The hand-stitched stacks serialize everything. The STT waits for silence detection. The LLM waits for the full transcript. The TTS waits for the full LLM response. Each stage adds queueing delay.
Example of the serialization problem:
# Hand-stitched pipeline (serialized)
transcript = await stt_client.transcribe(audio_chunk) # 200ms
llm_response = await llm_client.complete(transcript) # 400ms
audio_bytes = await tts_client.synthesize(llm_response) # 250ms
# Total: 850ms
# Managed stack (pipelined)
async for token in llm_client.stream(transcript):
tts_client.push_token(token) # TTS starts before LLM finishes
# TTFB: 280ms
The managed stacks also pre-warm connections and keep LLM instances hot. Cold-start adds 200-400ms to TTFT. Under concurrent load, the hand-stitched stacks queue requests. The managed stacks scale horizontally with WebRTC session affinity.
P95 Latency Results (May 2026)
| Stack | P50 Latency | P95 Latency | Cost per Minute |
|---|---|---|---|
| Vapi | 240ms | 290ms | $0.12 |
| Retell | 260ms | 310ms | $0.10 |
| AssemblyAI + GPT-4o + ElevenLabs | 420ms | 680ms | $0.08 |
| Deepgram + Claude Sonnet + PlayHT | 390ms | 720ms | $0.07 |
| OpenAI Realtime API | 310ms | 520ms | $0.15 |
The managed stacks cost 40-50% more per minute but stay under 300ms at P95. The hand-stitched stacks save money but fail the latency target. OpenAI Realtime API is the most expensive and still misses P95 under load.
Where the Budget Forces Trade-offs
The cost difference comes from three places:
- Pre-warmed infrastructure: Managed stacks keep LLM instances hot. Hand-stitched stacks pay cold-start tax on every request.
- WebRTC overhead: WebRTC requires TURN servers, session management, and codec negotiation. HTTP streaming is cheaper but adds latency.
- VAD tuning: Managed stacks use custom VAD models trained for conversational turn-taking. Generic VAD waits too long for silence.
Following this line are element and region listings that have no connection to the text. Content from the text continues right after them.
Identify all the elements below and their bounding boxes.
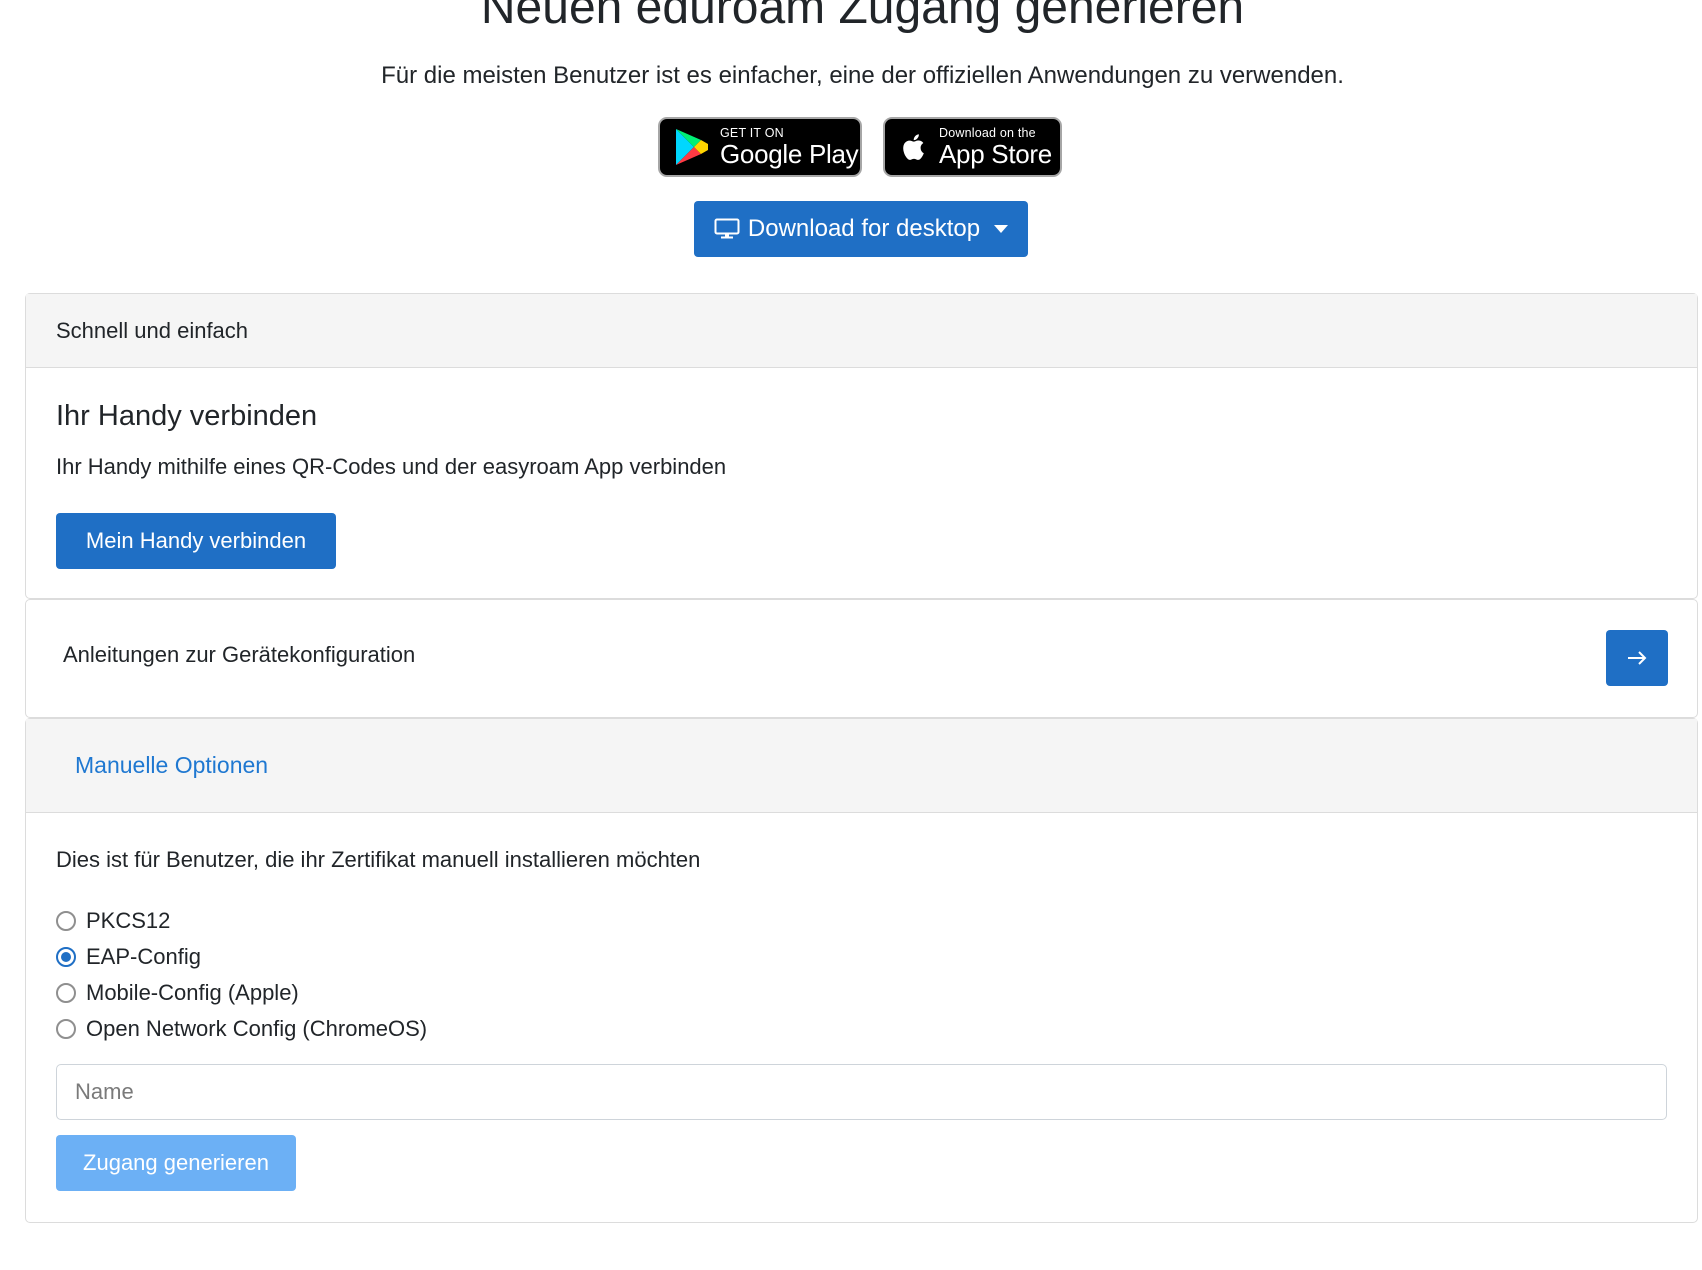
radio-button[interactable]	[56, 911, 76, 931]
format-radio-group: PKCS12 EAP-Config Mobile-Config (Apple) …	[56, 903, 427, 1047]
radio-label: Mobile-Config (Apple)	[86, 980, 299, 1005]
radio-option-eap-config[interactable]: EAP-Config	[56, 939, 427, 975]
radio-label: EAP-Config	[86, 944, 201, 969]
radio-button[interactable]	[56, 983, 76, 1003]
page-subtitle: Für die meisten Benutzer ist es einfache…	[381, 62, 1344, 89]
radio-option-mobile-config[interactable]: Mobile-Config (Apple)	[56, 975, 427, 1011]
generate-access-button[interactable]: Zugang generieren	[56, 1135, 296, 1191]
connect-phone-title: Ihr Handy verbinden	[56, 400, 318, 432]
radio-label: PKCS12	[86, 908, 171, 933]
app-store-big-text: App Store	[939, 139, 1052, 170]
manual-options-description: Dies ist für Benutzer, die ihr Zertifika…	[56, 847, 701, 872]
arrow-right-icon	[1628, 651, 1647, 665]
radio-option-open-network-config[interactable]: Open Network Config (ChromeOS)	[56, 1011, 427, 1047]
page-title: Neuen eduroam Zugang generieren	[480, 0, 1245, 34]
google-play-big-text: Google Play	[720, 139, 859, 170]
google-play-icon	[676, 129, 708, 165]
radio-option-pkcs12[interactable]: PKCS12	[56, 903, 427, 939]
radio-button[interactable]	[56, 1019, 76, 1039]
device-guides-card[interactable]: Anleitungen zur Gerätekonfiguration	[25, 599, 1698, 718]
connect-phone-button[interactable]: Mein Handy verbinden	[56, 513, 336, 569]
manual-options-toggle[interactable]: Manuelle Optionen	[26, 719, 1697, 813]
download-desktop-label: Download for desktop	[747, 215, 981, 242]
radio-button-selected[interactable]	[56, 947, 76, 967]
connect-phone-text: Ihr Handy mithilfe eines QR-Codes und de…	[56, 454, 727, 479]
monitor-icon	[714, 218, 740, 239]
name-input[interactable]	[56, 1064, 1667, 1120]
download-desktop-button[interactable]: Download for desktop	[694, 201, 1028, 257]
caret-down-icon	[994, 225, 1009, 233]
apple-icon	[903, 134, 924, 160]
quick-connect-card: Schnell und einfach Ihr Handy verbinden …	[25, 293, 1698, 599]
app-store-badge[interactable]: Download on the App Store	[883, 117, 1062, 177]
page: Neuen eduroam Zugang generieren Für die …	[0, 0, 1702, 1270]
manual-options-card: Manuelle Optionen Dies ist für Benutzer,…	[25, 718, 1698, 1223]
app-store-small-text: Download on the	[939, 125, 1036, 140]
google-play-badge[interactable]: GET IT ON Google Play	[658, 117, 862, 177]
device-guides-button[interactable]	[1606, 630, 1668, 686]
quick-card-header: Schnell und einfach	[26, 294, 1697, 368]
google-play-small-text: GET IT ON	[720, 125, 784, 140]
device-guides-label: Anleitungen zur Gerätekonfiguration	[63, 642, 416, 667]
radio-label: Open Network Config (ChromeOS)	[86, 1016, 428, 1041]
If you are building a high-volume call center, the $0.05 per minute difference matters. If you are building a conversational agent where users hang up after 800ms, the latency cliff matters more.
Observability Gaps
The author found three observability problems in hand-stitched stacks:
- No per-stage tracing: Without distributed tracing, you cannot tell if the 680ms P95 is STT queueing, LLM cold-start, or TTS synthesis.
- No VAD visibility: You do not know when the VAD detected silence or how long it waited.
- No concurrent load testing: Single-request benchmarks hide queueing delay under concurrent load.
The managed stacks expose per-stage latency in their dashboards. The hand-stitched stacks require custom instrumentation.
Technical Verdict
Use managed stacks (Vapi, Retell) when:
- You need sub-300ms P95 latency for conversational agents
- You can afford $0.10-0.12 per minute
- You want WebRTC session management handled for you
- You need horizontal scaling without custom infrastructure
Use hand-stitched stacks when:
- You can tolerate 500-700ms P95 latency
- You are optimizing for cost per minute
- You need custom VAD tuning or model swapping
- You already have distributed tracing and observability
Avoid OpenAI Realtime API when:
- You need predictable P95 latency under concurrent load
- You are cost-sensitive (most expensive option)
The 300ms cliff is real. If your users talk over the AI or repeat questions, you are above it. Measure P95, not P50. The median hides the problem.